Lab Manager 4.0.3 Updated Best Practices & Design Considerations
Lab Manager is one of my favorite technologies in the market today, but before you install, beware of the limitations!
NEW IN 4.0.3
Windows 2008 (32-bit) support for LBM Server installation
Support for ESX & vSphere 4.1U1 & 4.0U3
End of Life for LBM
Since LBM 4 has announced and End of Life in May 1st 2013, this is the final major version of Lab Manager to be replaced to vCD (VMware Cloud Director), hence this will be my last best practices guide for it. All future guides from me will be about vCD, but as of today vCD 1.0 is primarily designed as a public cloud offering built around Multitenancy, LBM is a private cloud Software Dev/Test product, we will need the next version(s) of vCD to return many of the LBM test/dev features (which I’m assured they will). I will need those features before I make the jump in a test/dev environment to vCD from LBM.
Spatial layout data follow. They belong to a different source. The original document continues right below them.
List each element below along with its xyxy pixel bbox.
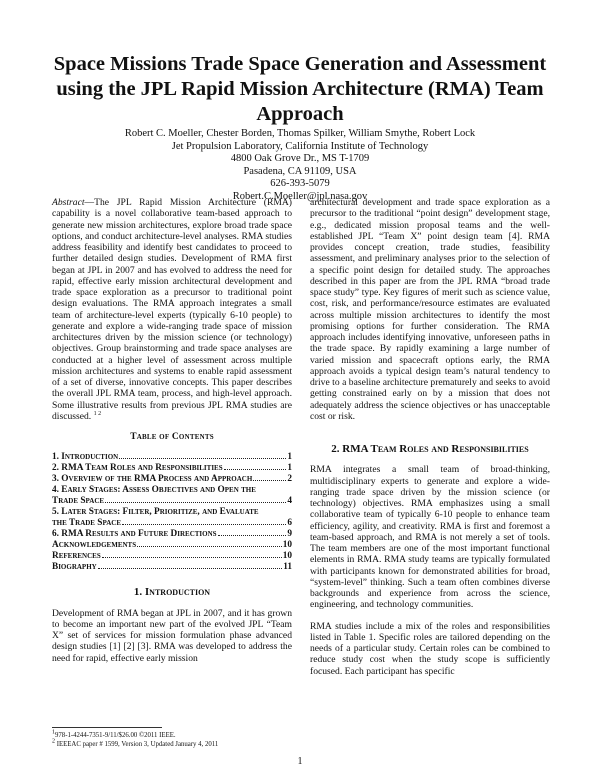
- toc-entry[interactable]: Biography 11: [52, 562, 292, 573]
- toc-entry[interactable]: 2. RMA Team Roles and Responsibilities 1: [52, 463, 292, 474]
- section-heading-introduction: 1. Introduction: [133, 586, 211, 599]
- address-line-2: Pasadena, CA 91109, USA: [243, 165, 357, 177]
- footnote-rule: [52, 727, 162, 728]
- footnote-1: $^1$978-1-4244-7351-9/11/$26.00 ©2011 IEEE.: [52, 729, 176, 739]
- abstract: [52, 197, 292, 422]
- paper-title: Space Missions Trade Space Generation and Assessment using the JPL Rapid Mission Architecture (RMA) Team Approach: [53, 53, 547, 125]
- toc-entry[interactable]: 4. Early Stages: Assess Objectives and Open the Trade Space 4: [52, 485, 292, 507]
- phone: 626-393-5079: [270, 178, 330, 190]
- address-line-1: 4800 Oak Grove Dr., MS T-1709: [230, 153, 370, 165]
- toc-entry[interactable]: 6. RMA Results and Future Directions 9: [52, 529, 292, 540]
- author-names: Robert C. Moeller, Chester Borden, Thomas Spilker, William Smythe, Robert Lock: [124, 128, 476, 139]
- toc-title: Table of Contents: [130, 432, 214, 442]
- roles-list-paragraph: RMA studies include a mix of the roles and responsibilities listed in Table 1. Specific roles are tailored depending on the needs of a particular study. Certain roles can be combined to reduce study cost when the study scope is sufficiently focused. Each participant has specific: [310, 620, 550, 677]
- right-column: [310, 197, 550, 677]
- toc-entry[interactable]: 5. Later Stages: Filter, Prioritize, and Evaluate the Trade Space 6: [52, 507, 292, 529]
- toc-entry[interactable]: Acknowledgements 10: [52, 540, 292, 551]
- abstract-label: Abstract: [52, 197, 85, 208]
- section-heading-team-roles: 2. RMA Team Roles and Responsibilities: [331, 443, 529, 455]
- team-roles-paragraph: RMA integrates a small team of broad-thinking, multidisciplinary experts to generate and explore a wide-ranging trade space driven by the mission science (or technology) objectives. RMA emphasizes using a small collaborative team of typically 6-10 people to enhance team efficiency, agility, and creativity. RMA is first and foremost a team-based approach, and RMA is not merely a set of tools. The team members are one of the most important functional elements in RMA. RMA study teams are typically formulated with participants known for demonstrated abilities for broad, “system-level” thinking. Such a team often combines diverse backgrounds and experience from across the science, engineering, and technology communities.: [310, 464, 550, 611]
- email: Robert.C.Moeller@jpl.nasa.gov: [232, 190, 368, 202]
- toc-entry[interactable]: 3. Overview of the RMA Process and Approach 2: [52, 474, 292, 485]
- affiliation: Jet Propulsion Laboratory, California Institute of Technology: [171, 140, 429, 152]
- left-column: [52, 197, 292, 664]
- abstract-text: —The JPL Rapid Mission Architecture (RMA) capability is a novel collaborative team-based approach to generate new mission architectures, explore broad trade space options, and conduct architecture-level analyses. RMA studies address feasibility and identify best candidates to proceed to further detailed design studies. Development of RMA first began at JPL in 2007 and has evolved to address the need for rapid, effective early mission architectural development and trade space exploration as a precursor to traditional point design evaluations. The RMA approach integrates a small team of architecture-level experts (typically 6-10 people) to generate and explore a wide-ranging trade space of mission architectures driven by the mission science (or technology) objectives. Group brainstorming and trade space analyses are conducted at a higher level of assessment across multiple mission architectures and systems to enable rapid assessment of a set of diverse, innovative concepts. This paper describes the overall JPL RMA team, process, and high-level approach. Some illustrative results from previous JPL RMA studies are discussed.: [52, 197, 292, 422]
- table-of-contents: [52, 452, 292, 573]
- page-number: 1: [297, 756, 303, 767]
- footnote-marks: 1 2: [93, 410, 102, 417]
- toc-entry[interactable]: References 10: [52, 551, 292, 562]
- intro-continued-paragraph: architectural development and trade space exploration as a precursor to the traditional “point design” development stage, e.g., dedicated mission proposal teams and the well-established JPL “Team X” point design team [4]. RMA provides concept creation, trade studies, feasibility assessment, and preliminary analyses prior to the selection of a specific point design for detailed study. The approaches described in this paper are from the JPL RMA “broad trade space study” type. Key figures of merit such as science value, cost, risk, and performance/resource estimates are evaluated across multiple mission architectures to identify the most promising options for further consideration. The RMA approach includes identifying innovative, unforeseen paths in the trade space. By rapidly examining a large number of varied mission and spacecraft options early, the RMA approach avoids a typical design team’s natural tendency to drive to a baseline architecture prematurely and seeks to avoid getting constrained early on by a mission that does not adequately address the science objectives or has unacceptable cost or risk.: [310, 197, 550, 422]
- footnote-2: $^2$ IEEEAC paper # 1599, Version 3, Updated January 4, 2011: [52, 738, 219, 748]
- author-block: [40, 128, 560, 204]
- toc-entry[interactable]: 1. Introduction 1: [52, 452, 292, 463]
- footnotes: [52, 729, 292, 749]
- intro-paragraph: Development of RMA began at JPL in 2007, and it has grown to become an important new part of the evolved JPL “Team X” set of services for mission formulation phase advanced design studies [1] [2] [3]. RMA was developed to address the need for rapid, effective early mission: [52, 607, 292, 664]
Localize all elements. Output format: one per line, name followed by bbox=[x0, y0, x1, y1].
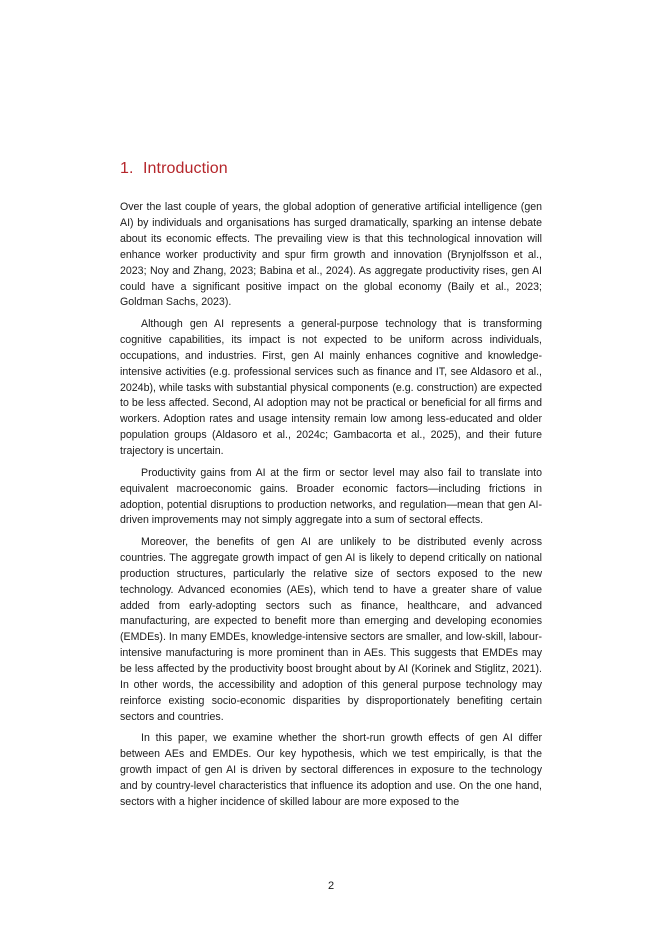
paragraph: Moreover, the benefits of gen AI are unlikely to be distributed evenly across countries. The aggregate growth impact of gen AI is likely to depend critically on national production structures, particularly the relative size of sectors exposed to the new technology. Advanced economies (AEs), which tend to have a greater share of value added from early-adopting sectors such as finance, healthcare, and advanced manufacturing, are expected to benefit more than emerging and developing economies (EMDEs). In many EMDEs, knowledge-intensive sectors are smaller, and low-skill, labour-intensive manufacturing is more prominent than in AEs. This suggests that EMDEs may be less affected by the productivity boost brought about by AI (Korinek and Stiglitz, 2021). In other words, the accessibility and adoption of this general purpose technology may reinforce existing socio-economic disparities by disproportionately benefiting certain sectors and countries. bbox=[120, 535, 542, 723]
body-text bbox=[120, 200, 542, 817]
section-number: 1. bbox=[120, 160, 134, 177]
paragraph: In this paper, we examine whether the short-run growth effects of gen AI differ between AEs and EMDEs. Our key hypothesis, which we test empirically, is that the growth impact of gen AI is driven by sectoral differences in exposure to the technology and by country-level characteristics that influence its adoption and use. On the one hand, sectors with a higher incidence of skilled labour are more exposed to the bbox=[120, 732, 542, 808]
paragraph: Although gen AI represents a general-purpose technology that is transforming cognitive capabilities, its impact is not expected to be uniform across individuals, occupations, and industries. First, gen AI mainly enhances cognitive and knowledge-intensive activities (e.g. professional services such as finance and IT, see Aldasoro et al., 2024b), while tasks with substantial physical components (e.g. construction) are expected to be less affected. Second, AI adoption may not be practical or beneficial for all firms and workers. Adoption rates and usage intensity remain low among less-educated and older population groups (Aldasoro et al., 2024c; Gambacorta et al., 2025), and their future trajectory is uncertain. bbox=[120, 317, 542, 458]
page-number: 2 bbox=[327, 880, 335, 892]
paragraph: Over the last couple of years, the global adoption of generative artificial intelligence (gen AI) by individuals and organisations has surged dramatically, sparking an intense debate about its economic effects. The prevailing view is that this technological innovation will enhance worker productivity and spur firm growth and innovation (Brynjolfsson et al., 2023; Noy and Zhang, 2023; Babina et al., 2024). As aggregate productivity rises, gen AI could have a significant positive impact on the global economy (Baily et al., 2023; Goldman Sachs, 2023). bbox=[120, 201, 542, 309]
paragraph: Productivity gains from AI at the firm or sector level may also fail to translate into equivalent macroeconomic gains. Broader economic factors—including frictions in adoption, potential disruptions to production networks, and regulation—mean that gen AI-driven improvements may not simply aggregate into a sum of sectoral effects. bbox=[120, 466, 542, 527]
section-title: Introduction bbox=[143, 160, 228, 177]
section-heading bbox=[120, 160, 228, 178]
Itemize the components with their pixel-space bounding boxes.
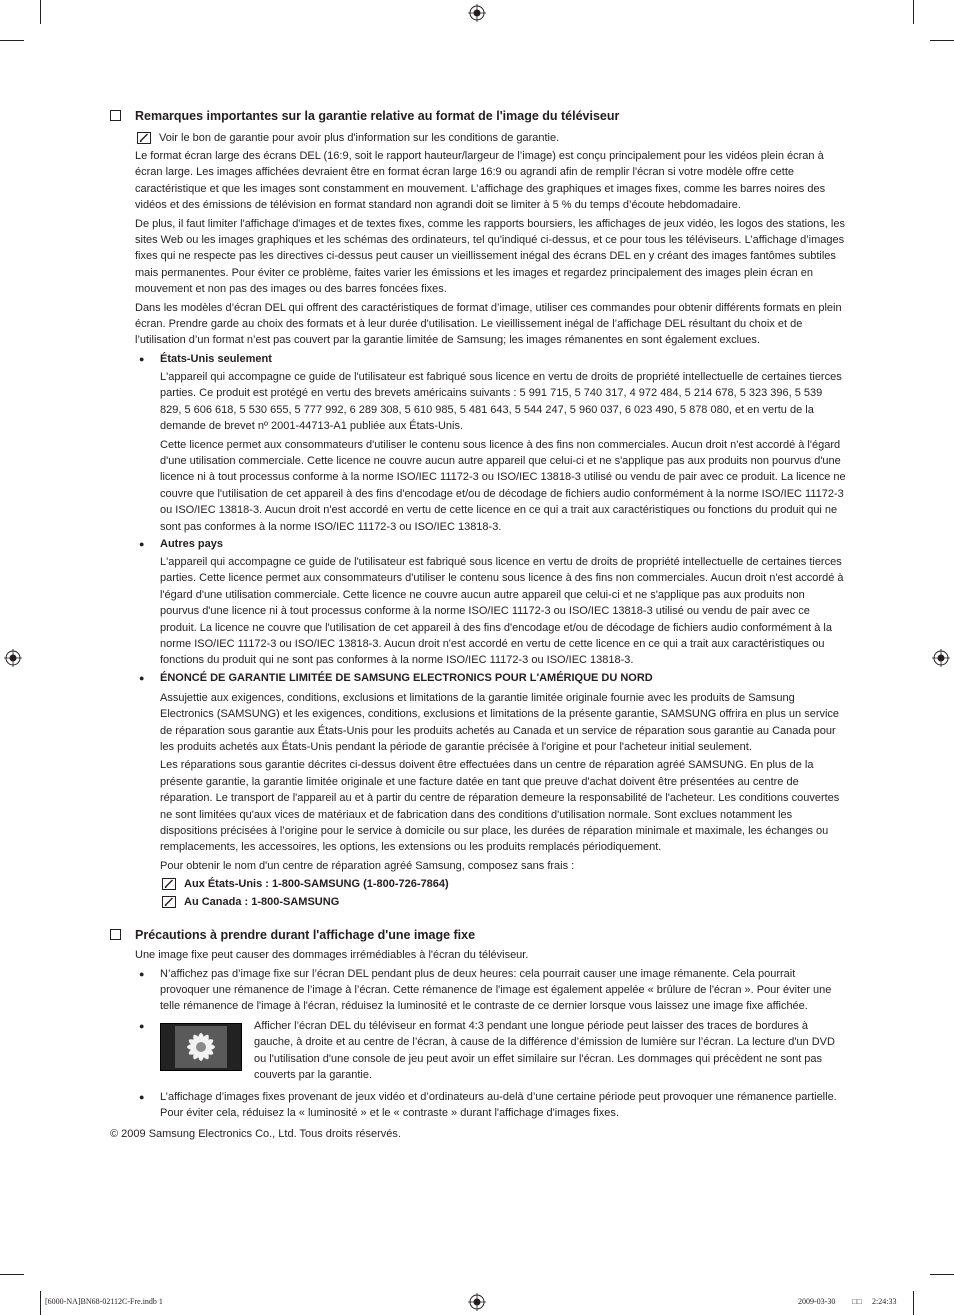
crop-mark (930, 1274, 954, 1275)
bullet: ● (139, 353, 145, 364)
phone-usa: Aux États-Unis : 1-800-SAMSUNG (1-800-726-7864) (184, 878, 449, 891)
footer-date: 2009-03-30 (798, 1297, 836, 1306)
note-pencil-icon (162, 878, 176, 890)
tv-flower-image (160, 1023, 242, 1071)
list-item (108, 351, 846, 535)
list-item (108, 1018, 846, 1088)
note-pencil-icon (162, 896, 176, 908)
crop-mark (0, 1274, 24, 1275)
crop-mark (930, 40, 954, 41)
section-title: Précautions à prendre durant l'affichage d'une image fixe (108, 927, 846, 943)
paragraph: De plus, il faut limiter l'affichage d'images et de textes fixes, comme les rapports boursiers, les affichages de jeux vidéo, les logos des stations, les sites Web ou les images graphiques et les schémas des ordinateurs, tel qu'indiqué ci-dessus, et ce pour tous les téléviseurs. L’affichage d’images fixes qui ne respecte pas les directives ci-dessus peut causer un vieillissement inégal des écrans DEL en y créant des images fantômes subtiles mais permanentes. Pour éviter ce problème, faites varier les émissions et les images et regardez principalement des images plein écran en mouvement et non pas des images ou des barres foncées fixes. (135, 217, 845, 296)
item-text: Pour obtenir le nom d'un centre de réparation agréé Samsung, composez sans frais : (160, 859, 575, 872)
checkbox-square-icon (110, 929, 121, 940)
phone-note (108, 877, 846, 892)
list-item (108, 670, 846, 910)
bullet: ● (139, 672, 145, 683)
paragraph: Le format écran large des écrans DEL (16:9, soit le rapport hauteur/largeur de l’image) est conçu principalement pour les vidéos plein écran à écran large. Les images affichées devraient être en format écran large 16:9 ou agrandi afin de remplir l'écran si votre modèle offre cette caractéristique et que les images sont constamment en mouvement. L’affichage des graphiques et images fixes, comme les barres noires des vidéos et des émissions de télévision en format standard non agrandi doit se limiter à 5 % du temps d’écoute hebdomadaire. (135, 150, 826, 212)
phone-canada: Au Canada : 1-800-SAMSUNG (184, 896, 340, 909)
section-title: Remarques importantes sur la garantie relative au format de l'image du téléviseur (108, 108, 846, 124)
page-content (108, 108, 846, 1142)
footer-glyphs: □□ (852, 1297, 862, 1306)
item-text: Cette licence permet aux consommateurs d'utiliser le contenu sous licence à des fins non commerciales. Aucun droit n'est accordé à l'égard d'une utilisation commerciale. Cette licence ne couvre aucun autre appareil que celui-ci et ne s'applique pas aux produits non pourvus d'une licence ni à tout processus conforme à la norme ISO/IEC 11172-3 ou ISO/IEC 13818-3 utilisé ou vendu de pair avec ce produit. La licence ne couvre que l'utilisation de cet appareil à des fins d'encodage et/ou de décodage de fichiers audio conformément à la norme ISO/IEC 11172-3 ou ISO/IEC 13818-3. Aucun droit n'est accordé en vertu de cette licence en ce qui a trait aux caractéristiques ou fonctions du produit qui ne sont pas conformes à la norme ISO/IEC 11172-3 ou ISO/IEC 13818-3. (160, 438, 846, 533)
crop-mark (913, 1291, 914, 1315)
list-item: ● N’affichez pas d’image fixe sur l’écran DEL pendant plus de deux heures: cela pourrait causer une image rémanente. Cela pourrait provoquer une rémanence de l’image à l’écran. Cette rémanence de l'image est également appelée « brûlure de l'écran ». Pour éviter une telle rémanence de l'image à l'écran, réduisez la luminosité et le contraste de ce dernier lorsque vous laissez une image fixe affichée. (139, 967, 832, 1013)
item-text: Assujettie aux exigences, conditions, exclusions et limitations de la garantie limitée originale fournie avec les produits de Samsung Electronics (SAMSUNG) et les exigences, conditions, exclusions et limitations de la présente garantie, SAMSUNG offrira en plus un service de réparation sous garantie aux États-Unis pour les produits achetés au Canada et un service de réparation sous garantie au Canada pour les produits achetés aux États-Unis pendant la période de garantie précisée à l'origine et pour l'acheteur initial seulement. (160, 691, 840, 753)
paragraph: Dans les modèles d’écran DEL qui offrent des caractéristiques de format d’image, utiliser ces commandes pour obtenir différents formats en plein écran. Prendre garde au choix des formats et à leur durée d'utilisation. Le vieillissement inégal de l’affichage DEL résultant du choix et de l’utilisation d’un format n’est pas couvert par la garantie limitée de Samsung; les images rémanentes en sont également exclues. (135, 301, 842, 347)
note: Voir le bon de garantie pour avoir plus d'information sur les conditions de garantie. (108, 131, 846, 146)
registration-mark-icon (932, 649, 950, 667)
item-text: L'appareil qui accompagne ce guide de l'utilisateur est fabriqué sous licence en vertu de droits de propriété intellectuelle de certaines tierces parties. Ce produit est protégé en vertu des brevets américains suivants : 5 991 715, 5 740 317, 4 972 484, 5 214 678, 5 323 396, 5 539 829, 5 606 618, 5 530 655, 5 777 992, 6 289 308, 5 610 985, 5 481 643, 5 544 247, 5 960 037, 6 023 490, 5 878 080, et en vertu de la demande de brevet nº 2001-44713-A1 publiée aux États-Unis. (160, 370, 842, 433)
copyright: © 2009 Samsung Electronics Co., Ltd. Tous droits réservés. (110, 1127, 401, 1140)
crop-mark (0, 40, 24, 41)
crop-mark (913, 0, 914, 24)
registration-mark-icon (468, 1293, 486, 1311)
registration-mark-icon (4, 649, 22, 667)
image-caption-text: Afficher l’écran DEL du téléviseur en format 4:3 pendant une longue période peut laisser des traces de bordures à gauche, à droite et au centre de l’écran, à cause de la différence d’émission de lumière sur l’écran. La lecture d'un DVD ou l'utilisation d'une console de jeu peut avoir un effet similaire sur l'écran. Les dommages qui précèdent ne sont pas couverts par la garantie. (254, 1019, 835, 1082)
note-pencil-icon (137, 132, 151, 144)
item-title: États-Unis seulement (160, 352, 272, 365)
list-item (108, 536, 846, 669)
crop-mark (40, 1291, 41, 1315)
paragraph: Une image fixe peut causer des dommages irrémédiables à l'écran du téléviseur. (135, 949, 529, 962)
bullet: ● (139, 538, 145, 549)
bullet: ● (139, 1091, 145, 1102)
crop-mark (40, 0, 41, 24)
footer-time: 2:24:33 (872, 1297, 897, 1306)
list-item: ● L’affichage d’images fixes provenant de jeux vidéo et d’ordinateurs au-delà d’une certaine période peut provoquer une rémanence partielle. Pour éviter cela, réduisez la « luminosité » et le « contraste » durant l'affichage d'images fixes. (139, 1090, 837, 1120)
item-text: Les réparations sous garantie décrites ci-dessus doivent être effectuées dans un centre de réparation agréé SAMSUNG. En plus de la présente garantie, la garantie limitée originale et une facture datée en tant que preuve d'achat doivent être présentées au centre de réparation. Le transport de l'appareil au et à partir du centre de réparation demeure la responsabilité de l'acheteur. Les conditions couvertes ne sont limitées qu'aux vices de matériaux et de fabrication dans des conditions d'utilisation normale. Sont exclues notamment les dispositions précisées à l’origine pour le service à domicile ou sur place, les durées de réparation minimale et maximale, les échanges ou remplacements, les accessoires, les options, les extensions ou les produits remplacés périodiquement. (160, 759, 840, 854)
bullet: ● (139, 968, 145, 979)
phone-note (108, 895, 846, 910)
registration-mark-icon (468, 4, 486, 22)
checkbox-square-icon (110, 110, 121, 121)
item-title: Autres pays (160, 537, 223, 550)
item-title: ÉNONCÉ DE GARANTIE LIMITÉE DE SAMSUNG ELECTRONICS POUR L'AMÉRIQUE DU NORD (160, 671, 653, 684)
bullet: ● (139, 1020, 145, 1031)
item-text: L'appareil qui accompagne ce guide de l'utilisateur est fabriqué sous licence en vertu de droits de propriété intellectuelle de certaines tierces parties. Cette licence permet aux consommateurs d'utiliser le contenu sous licence à des fins non commerciales. Aucun droit n'est accordé à l'égard d'une utilisation commerciale. Cette licence ne couvre aucun autre appareil que celui-ci et ne s'applique pas aux produits non pourvus d'une licence ni à tout processus conforme à la norme ISO/IEC 11172-3 ou ISO/IEC 13818-3 utilisé ou vendu de pair avec ce produit. La licence ne couvre que l'utilisation de cet appareil à des fins d'encodage et/ou de décodage de fichiers audio conformément à la norme ISO/IEC 11172-3 ou ISO/IEC 13818-3. Aucun droit n'est accordé en vertu de cette licence en ce qui a trait aux caractéristiques ou fonctions du produit qui ne sont pas conformes à la norme ISO/IEC 11172-3 ou ISO/IEC 13818-3. (160, 555, 844, 667)
footer-file: [6000-NA]BN68-02112C-Fre.indb 1 (45, 1297, 163, 1306)
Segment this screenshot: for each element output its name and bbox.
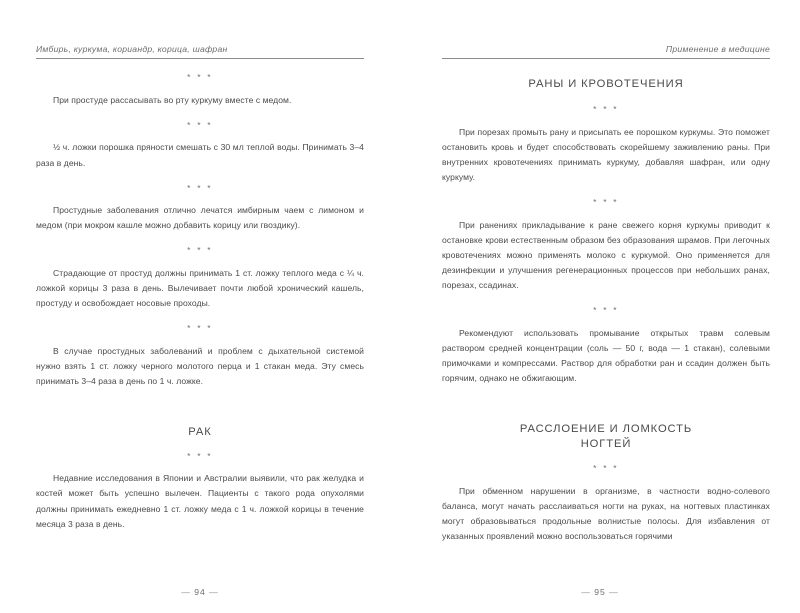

i. 8 ESX hosts max to connect to VMFS3 Datastore (each LUN), you can use NFS to get around this, but for our use case, this is not performant enough. The VMFS limit has to do with Linked-Clones, normal ESX has a much higher limit (64).
ii. 2TB vmfs3 size limit, and don’t start there, we started at 1.2TB Luns so we could expand as needed. Avoid SSMOVE if at all possible (SSMOVE is slow and painful, but works well), if you fill up your Lun, create the extend and/or disable templates and move them to a new datastore. You can go up to 64TB with Extends, but I like smaller LUNS for performance and other reasons.
iii. Only available backups are SAN Snapshots (well the only realistic one for us), and for this to be useful, see #1 below
iv. Recommended to put vCenter & Lab Manager Servers on VM’s inside cluster on SAN with the guests (use resource pools to guarantee performance)
v. 4.0 vCenter limits
1. 32 bit has max of 2000 deployed machines and 3000 registered
2. 64 bit has max of 3000 deployed machines and 4500 registered
v. 4.1 vCenter limits (NEW!!)
64 bit has max of 10,000 deployed machines and 15,000 registered
20,000 ports per vDS (4,096 in vSphere 4.0)
(You are still limited to 3000 machines and 32 hosts per cluster, which is important for Host Spanning)
Best Practices & What we’ve learned
i. Make Luns 10x the size of your Template(s)
ii. Shared Storage is generally the first bottleneck. I used all Raid 1+0 since we observed this on our first LBM deployment and our application is database driven (disk I/O intensive). Tier your storage if possible, EMC FAST or similar technology.
iii. We have averaged between 80-120 VM’s per blade, so this means our LBM 4.0 environment should top out at approximately 80 hosts (5 full HP c7000’s) (one cluster, otherwise you lose the advantages of Host Spanning Transport Networks).
iv. LOTS of IP addresses, I recommend at least a /20 for LBM installs = 4096 IP’s, you do not want to have to re-IP lab manager guests, we’ve done that before.
v. Create a pivot Data Store, Many SAN technologies require that you present the same LUNS to a group of hosts, Think “Storage Group” from EMC. Because of this, you may want to move a VM from one storage group to another, there isn’t any way to accomplish that without having either another SAN, iSCSI, or NFS storage available that you can use for a transfer point to svmotion the VM/Template to, and then to the appropriate storage group.
vi. If using ESXi, keep one ESX per storage group for Exports, ESXi does not support SMB, so users can not export their VM’s without this.
vii. Create Gold Master Libraries for your users, helps prevent the 30 disk chain limit from being hit as often.
viii. Encourage Libraries, not snapshots
ix. Do not allow users to create\import templates, Export Only
x. Do not allow users to modify Disk, CPU or Memory on VM’s.
xi. Storage and Deployment leases are the best thing since sliced bread. Recommend between 14-28 days for both.
xii. Linked Clones are great, but Hardware Dedupe is better.
xiii. Train your users, we even went as far as to have two access levels, one for trained, one for untrained, so the untrained are less dangerous, and if they want the advanced features it forces them to get training.